In contrast to both U.S. Gypsum and El Escorial, the instant claim cannot be construed as either a claim for products liability or construction defect. Here, Defendant is alleged to have repeatedly sent particulate matter onto Plaintiffs’ property, despite awareness of the effect it was having. (See ¶24- ¶26 and ¶41-¶42 of Complaint [ROA No. 2].) Consequently, Defendant is alleged to have “created a nuisance on another’s property,” as described by the Court in City of San Diego v. U.S. Gypsum Co. (1994) 30 Cal.App.4th 575, as an example of a proper nuisance claim.
In addition to the above, El Escorial has been criticized by the Fourth District, Division 3, Court of Appeals. (See Lynch v. Peter & Associates etc. (2024) 104 Cal.App.5th 1181, 1195-1199 (Lynch).) While Defendant is correct in asserting the Court in Lynch ruled partially based on due process concerns not applicable here, the court nonetheless proceeded to analyze the holding in El Escorial, noting its “discomfort with El Escorial is perhaps more fundamental.” (Lynch v. Peter & Associates etc. (2024) 104 Cal.App.5th 1181, 1198.)
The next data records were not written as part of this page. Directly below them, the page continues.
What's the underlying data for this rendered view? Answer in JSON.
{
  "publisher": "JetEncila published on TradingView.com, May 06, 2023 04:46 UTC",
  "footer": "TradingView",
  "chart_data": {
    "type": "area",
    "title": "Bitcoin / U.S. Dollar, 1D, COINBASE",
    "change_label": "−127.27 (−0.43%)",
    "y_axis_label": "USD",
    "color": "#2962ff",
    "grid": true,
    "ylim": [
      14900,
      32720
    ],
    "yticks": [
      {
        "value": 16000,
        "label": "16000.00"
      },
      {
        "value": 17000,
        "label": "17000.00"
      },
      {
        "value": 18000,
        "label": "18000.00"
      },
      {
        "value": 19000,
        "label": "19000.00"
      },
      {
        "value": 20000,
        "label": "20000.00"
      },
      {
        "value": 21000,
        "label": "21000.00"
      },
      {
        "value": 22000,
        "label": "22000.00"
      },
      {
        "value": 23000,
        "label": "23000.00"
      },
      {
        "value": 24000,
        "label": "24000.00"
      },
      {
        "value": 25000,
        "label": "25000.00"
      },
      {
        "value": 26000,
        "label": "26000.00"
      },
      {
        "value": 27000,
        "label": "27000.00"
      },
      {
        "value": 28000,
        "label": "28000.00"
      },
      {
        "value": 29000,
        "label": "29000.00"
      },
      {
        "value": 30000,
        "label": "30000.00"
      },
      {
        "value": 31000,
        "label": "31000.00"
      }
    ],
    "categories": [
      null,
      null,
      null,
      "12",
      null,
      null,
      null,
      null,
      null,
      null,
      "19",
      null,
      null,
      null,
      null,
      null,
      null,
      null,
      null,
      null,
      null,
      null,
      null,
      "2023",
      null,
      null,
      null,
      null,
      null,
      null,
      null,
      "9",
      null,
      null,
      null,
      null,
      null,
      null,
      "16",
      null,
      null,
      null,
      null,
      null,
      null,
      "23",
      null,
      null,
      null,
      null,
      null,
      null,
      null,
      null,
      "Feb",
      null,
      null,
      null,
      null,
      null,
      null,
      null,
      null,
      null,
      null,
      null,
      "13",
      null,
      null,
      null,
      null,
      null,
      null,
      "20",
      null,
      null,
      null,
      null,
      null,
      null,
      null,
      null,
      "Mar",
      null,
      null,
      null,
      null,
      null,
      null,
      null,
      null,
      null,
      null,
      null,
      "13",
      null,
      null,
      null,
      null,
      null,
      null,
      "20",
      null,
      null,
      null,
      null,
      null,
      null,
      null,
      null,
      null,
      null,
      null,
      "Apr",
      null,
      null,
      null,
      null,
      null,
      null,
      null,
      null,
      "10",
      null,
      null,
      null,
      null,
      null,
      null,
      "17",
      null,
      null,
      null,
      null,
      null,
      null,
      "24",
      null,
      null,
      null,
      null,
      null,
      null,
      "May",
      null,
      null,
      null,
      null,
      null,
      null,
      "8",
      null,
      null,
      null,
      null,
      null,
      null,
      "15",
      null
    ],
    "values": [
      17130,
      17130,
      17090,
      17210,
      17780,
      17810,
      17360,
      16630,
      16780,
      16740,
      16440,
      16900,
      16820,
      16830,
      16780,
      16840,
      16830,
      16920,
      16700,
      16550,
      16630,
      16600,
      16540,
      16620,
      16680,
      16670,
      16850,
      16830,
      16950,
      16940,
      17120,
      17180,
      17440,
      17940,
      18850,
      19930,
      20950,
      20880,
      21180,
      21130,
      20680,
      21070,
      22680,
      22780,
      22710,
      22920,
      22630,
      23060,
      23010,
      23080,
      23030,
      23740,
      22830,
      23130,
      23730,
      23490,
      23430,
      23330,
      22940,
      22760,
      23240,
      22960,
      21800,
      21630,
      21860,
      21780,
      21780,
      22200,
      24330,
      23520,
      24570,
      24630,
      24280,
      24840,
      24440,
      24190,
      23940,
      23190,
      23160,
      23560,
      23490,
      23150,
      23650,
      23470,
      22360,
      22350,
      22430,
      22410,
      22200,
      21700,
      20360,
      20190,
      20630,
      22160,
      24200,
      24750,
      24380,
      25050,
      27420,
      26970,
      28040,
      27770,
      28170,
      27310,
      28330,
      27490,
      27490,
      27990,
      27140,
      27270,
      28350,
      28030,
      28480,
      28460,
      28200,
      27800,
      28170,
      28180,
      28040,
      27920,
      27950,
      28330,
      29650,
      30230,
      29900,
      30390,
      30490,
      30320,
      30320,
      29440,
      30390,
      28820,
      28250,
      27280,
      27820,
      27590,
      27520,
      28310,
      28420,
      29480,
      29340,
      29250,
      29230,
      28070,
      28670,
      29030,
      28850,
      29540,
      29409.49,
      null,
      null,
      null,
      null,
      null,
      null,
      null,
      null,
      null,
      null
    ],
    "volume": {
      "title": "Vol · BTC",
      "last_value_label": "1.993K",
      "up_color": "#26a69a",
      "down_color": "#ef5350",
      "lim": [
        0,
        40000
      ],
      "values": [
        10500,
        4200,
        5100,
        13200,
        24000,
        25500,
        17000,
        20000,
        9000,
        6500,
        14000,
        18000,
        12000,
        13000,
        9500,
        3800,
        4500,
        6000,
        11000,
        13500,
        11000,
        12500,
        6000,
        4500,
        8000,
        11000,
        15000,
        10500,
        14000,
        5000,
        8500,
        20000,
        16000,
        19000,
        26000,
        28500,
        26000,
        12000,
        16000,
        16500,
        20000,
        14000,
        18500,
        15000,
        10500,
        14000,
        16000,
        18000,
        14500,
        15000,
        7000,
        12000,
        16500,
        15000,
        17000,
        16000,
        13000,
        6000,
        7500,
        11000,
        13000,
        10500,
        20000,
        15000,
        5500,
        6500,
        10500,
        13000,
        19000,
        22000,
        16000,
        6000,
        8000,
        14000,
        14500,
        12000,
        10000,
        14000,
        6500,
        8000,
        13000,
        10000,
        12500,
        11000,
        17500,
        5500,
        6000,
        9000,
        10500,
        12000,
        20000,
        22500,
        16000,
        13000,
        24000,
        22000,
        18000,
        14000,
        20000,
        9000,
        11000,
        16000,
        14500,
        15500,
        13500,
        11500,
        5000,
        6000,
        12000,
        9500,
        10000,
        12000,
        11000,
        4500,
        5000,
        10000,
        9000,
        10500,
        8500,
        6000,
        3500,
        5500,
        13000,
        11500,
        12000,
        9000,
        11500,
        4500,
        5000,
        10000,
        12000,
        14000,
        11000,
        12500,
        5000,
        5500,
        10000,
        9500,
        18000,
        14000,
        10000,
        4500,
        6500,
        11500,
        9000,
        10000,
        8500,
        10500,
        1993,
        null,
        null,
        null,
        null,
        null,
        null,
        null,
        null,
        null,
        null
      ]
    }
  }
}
“Nuisance is an entirely separate cause of action from negligence, and the analysis should focus on whether the plaintiff has alleged all necessary elements of the claim...Even if the nuisance claim relies on the same facts about lack of due care supporting the negligence claim, it does not mean the claims are identical or duplicative. Indeed, many pleadings allege numerous causes of action based on the same facts. This does not mean the causes of action are all the same. Also, assessing a nuisance claim in this manner ignores the fact that a duty between defendant and plaintiff need not exist to maintain a nuisance claim. By conflating the two theories, the trial court added an element to appellant’s nuisance claim she was never required to establish in the first place.” (Lynch v. Peter & Associates etc. (2024) 104 Cal.App.5th 1181, 1199.) Page 15 of 15
As the Lynch court explained: “[I]t is well settled in this state that an owner of land may not do even nonnegligent acts on his property with impunity where they create a nuisance as to his neighbor.” (Lynch v. Peter & Associates etc. (2024) 104 Cal.App.5th 1181, 1197.)
Applying Lynch herein, as Defendant did not challenge Plaintiffs ability to prove the elements of a private nuisance, this portion of the motion for summary adjudication is DENIED.